SberIndex reviews 2021 results
This year’s key challenge has been a global transition to inflation growth, which drove an increase in interest rates by central banks worldwide. Meanwhile, SberIndex analysts claim that Russian markets generally seem to believe the CBR will reverse the inflation trend by as soon as the second half of 2022 and force rates to go down.
Despite the growth in deposit rates that followed the increase in the key rate, the interest of retail investors in the stock markets continued to grow. Individuals prefer stocks and bonds of Russian issuers, prioritizing shares.
By late 2021, the labor market in Russia has almost recovered from the pandemic-driven losses. Aggregate payrolls for the whole year will be about RUB 29.3 tn due to the rapid revival of hiring and active indexation of wages by businesses.

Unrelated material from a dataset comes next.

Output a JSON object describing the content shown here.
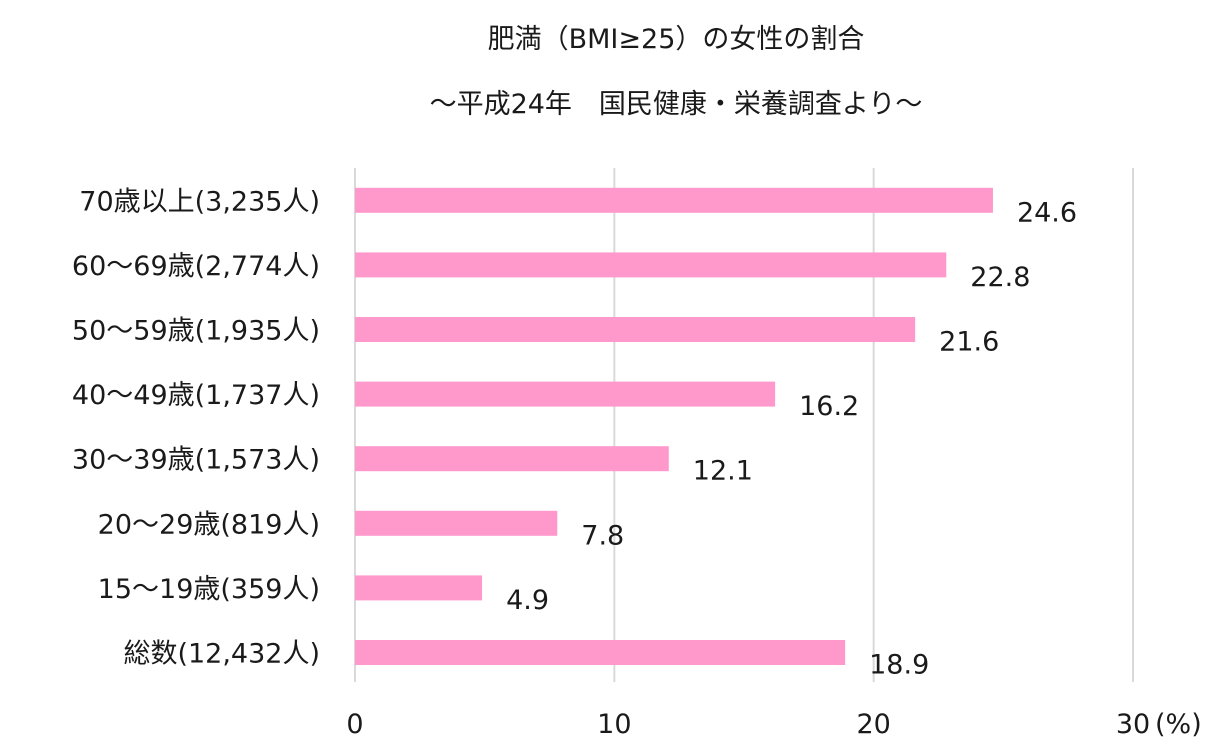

The mortgage lending market emerged as the main beneficiary of the decline in key rates in 2020 and the introduction of the mortgage subsidy program on the primary market since April 2020. Another mortgage record – and not the last one – is expected at the end of 2021 when approximately RUB 5.5 tn will have been taken out in home loans, a quarter more than in 2020 when the metric reached an all-time high as well.

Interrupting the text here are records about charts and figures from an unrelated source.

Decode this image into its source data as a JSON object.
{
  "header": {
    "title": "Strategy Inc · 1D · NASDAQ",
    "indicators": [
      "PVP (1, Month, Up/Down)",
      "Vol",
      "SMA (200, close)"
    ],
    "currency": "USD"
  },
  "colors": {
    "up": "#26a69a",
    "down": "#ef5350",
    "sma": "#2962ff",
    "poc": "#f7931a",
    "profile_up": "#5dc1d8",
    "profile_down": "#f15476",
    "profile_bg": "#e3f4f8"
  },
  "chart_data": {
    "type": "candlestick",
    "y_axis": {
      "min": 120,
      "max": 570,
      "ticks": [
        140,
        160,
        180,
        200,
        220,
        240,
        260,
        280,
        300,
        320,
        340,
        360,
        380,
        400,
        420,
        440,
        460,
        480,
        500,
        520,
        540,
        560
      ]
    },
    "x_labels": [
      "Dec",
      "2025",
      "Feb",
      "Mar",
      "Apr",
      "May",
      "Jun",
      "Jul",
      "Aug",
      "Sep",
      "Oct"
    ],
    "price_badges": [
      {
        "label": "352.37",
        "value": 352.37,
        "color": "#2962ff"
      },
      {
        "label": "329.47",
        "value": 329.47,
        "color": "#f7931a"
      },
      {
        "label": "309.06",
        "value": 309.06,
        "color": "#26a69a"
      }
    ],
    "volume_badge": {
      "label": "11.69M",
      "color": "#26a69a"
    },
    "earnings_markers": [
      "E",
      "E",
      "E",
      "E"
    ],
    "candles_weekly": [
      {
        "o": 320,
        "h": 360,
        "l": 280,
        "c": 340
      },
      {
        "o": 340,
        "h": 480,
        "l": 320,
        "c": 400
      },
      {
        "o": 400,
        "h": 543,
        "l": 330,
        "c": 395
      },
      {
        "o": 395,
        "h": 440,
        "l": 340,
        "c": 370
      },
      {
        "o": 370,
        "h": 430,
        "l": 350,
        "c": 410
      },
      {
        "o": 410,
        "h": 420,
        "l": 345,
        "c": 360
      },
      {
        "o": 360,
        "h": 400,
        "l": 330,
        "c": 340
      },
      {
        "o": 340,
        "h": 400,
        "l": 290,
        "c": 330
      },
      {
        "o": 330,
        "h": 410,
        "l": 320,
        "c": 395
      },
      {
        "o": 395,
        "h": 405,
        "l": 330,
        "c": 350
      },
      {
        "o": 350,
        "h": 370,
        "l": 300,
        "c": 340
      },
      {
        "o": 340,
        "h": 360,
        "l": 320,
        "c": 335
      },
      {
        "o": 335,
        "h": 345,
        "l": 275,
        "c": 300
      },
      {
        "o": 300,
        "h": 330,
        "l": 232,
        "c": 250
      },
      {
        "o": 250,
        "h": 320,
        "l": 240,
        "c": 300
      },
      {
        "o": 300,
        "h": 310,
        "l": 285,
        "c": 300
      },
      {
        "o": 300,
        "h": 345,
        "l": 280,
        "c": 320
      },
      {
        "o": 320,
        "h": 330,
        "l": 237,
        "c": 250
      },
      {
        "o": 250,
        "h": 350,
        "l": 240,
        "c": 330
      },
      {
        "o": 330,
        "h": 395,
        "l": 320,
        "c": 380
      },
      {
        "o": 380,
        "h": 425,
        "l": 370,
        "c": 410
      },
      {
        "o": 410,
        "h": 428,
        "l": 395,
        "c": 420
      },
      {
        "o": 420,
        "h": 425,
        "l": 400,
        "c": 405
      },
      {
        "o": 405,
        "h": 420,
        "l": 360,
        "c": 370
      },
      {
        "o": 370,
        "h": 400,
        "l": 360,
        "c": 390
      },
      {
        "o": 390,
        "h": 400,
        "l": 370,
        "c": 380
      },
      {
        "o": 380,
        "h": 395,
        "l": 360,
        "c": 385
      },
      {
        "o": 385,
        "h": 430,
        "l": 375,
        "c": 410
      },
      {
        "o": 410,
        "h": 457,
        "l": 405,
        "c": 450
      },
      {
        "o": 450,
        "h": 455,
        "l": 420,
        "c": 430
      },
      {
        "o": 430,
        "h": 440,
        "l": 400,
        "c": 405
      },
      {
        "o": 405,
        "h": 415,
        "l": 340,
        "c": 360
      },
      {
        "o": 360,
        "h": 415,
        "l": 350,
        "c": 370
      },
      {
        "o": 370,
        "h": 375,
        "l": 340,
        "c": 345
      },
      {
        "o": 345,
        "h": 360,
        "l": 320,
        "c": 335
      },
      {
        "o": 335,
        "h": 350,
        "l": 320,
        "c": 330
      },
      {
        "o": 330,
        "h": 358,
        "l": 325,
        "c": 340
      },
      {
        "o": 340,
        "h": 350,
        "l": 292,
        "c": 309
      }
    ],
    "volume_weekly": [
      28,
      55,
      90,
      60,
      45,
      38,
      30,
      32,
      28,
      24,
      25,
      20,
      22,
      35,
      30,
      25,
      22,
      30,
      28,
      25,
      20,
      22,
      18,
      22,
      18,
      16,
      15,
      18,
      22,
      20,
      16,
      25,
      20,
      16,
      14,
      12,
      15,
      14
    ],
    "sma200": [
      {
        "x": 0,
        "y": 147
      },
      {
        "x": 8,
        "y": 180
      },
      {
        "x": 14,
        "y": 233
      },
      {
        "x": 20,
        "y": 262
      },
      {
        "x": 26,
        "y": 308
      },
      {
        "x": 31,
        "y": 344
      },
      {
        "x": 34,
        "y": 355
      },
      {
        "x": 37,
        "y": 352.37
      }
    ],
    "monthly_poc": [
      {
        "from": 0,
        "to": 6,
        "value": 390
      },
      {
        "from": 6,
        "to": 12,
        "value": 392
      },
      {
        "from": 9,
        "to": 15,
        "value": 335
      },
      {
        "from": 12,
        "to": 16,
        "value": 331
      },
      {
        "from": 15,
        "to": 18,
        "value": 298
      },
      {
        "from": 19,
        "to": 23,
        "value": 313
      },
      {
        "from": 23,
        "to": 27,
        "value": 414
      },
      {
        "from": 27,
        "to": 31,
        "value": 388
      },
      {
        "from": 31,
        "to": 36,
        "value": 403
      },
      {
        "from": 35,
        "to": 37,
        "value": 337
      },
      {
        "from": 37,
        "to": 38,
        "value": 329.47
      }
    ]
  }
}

According to SberIndex estimates, the net profit of Russian banks will reach a record of RUB 2.5 tn in 12M 2021. Profit growth will in many ways be driven by the fact that many banks have ceased holding bigger reserves built in the crisis-laden 2020. An improved economic situation spurred the growth of the loan portfolio, which is also the cause of the high revenues of Russian banks in the ongoing year. Furthermore, the growth of lending and economic activity have contributed to a decrease in NPLs.
An unexpected result of the COVID-19 crisis is that the demand is growing too fast amid a new cost structure. The consumer is still coping with rising prices against the background of high wage indexation speed. However, this situation is unstable since inflation creates risks of weaker dynamics in real terms.
Consumers are not returning to the previous structure of spending even with no significant restrictions in place. Apparently, it will require a complete victory over COVID-19 or its transformation into an endemic disease to restore the structure of demand.
The share of non-cash transactions continues to grow among citizens, but a few years later it may reach its limit. Online sales, especially facilitated through ecosystems, have emerged as an important driver of non-cash payments. There are restraining factors too: the gray economy and older generations being used to cash.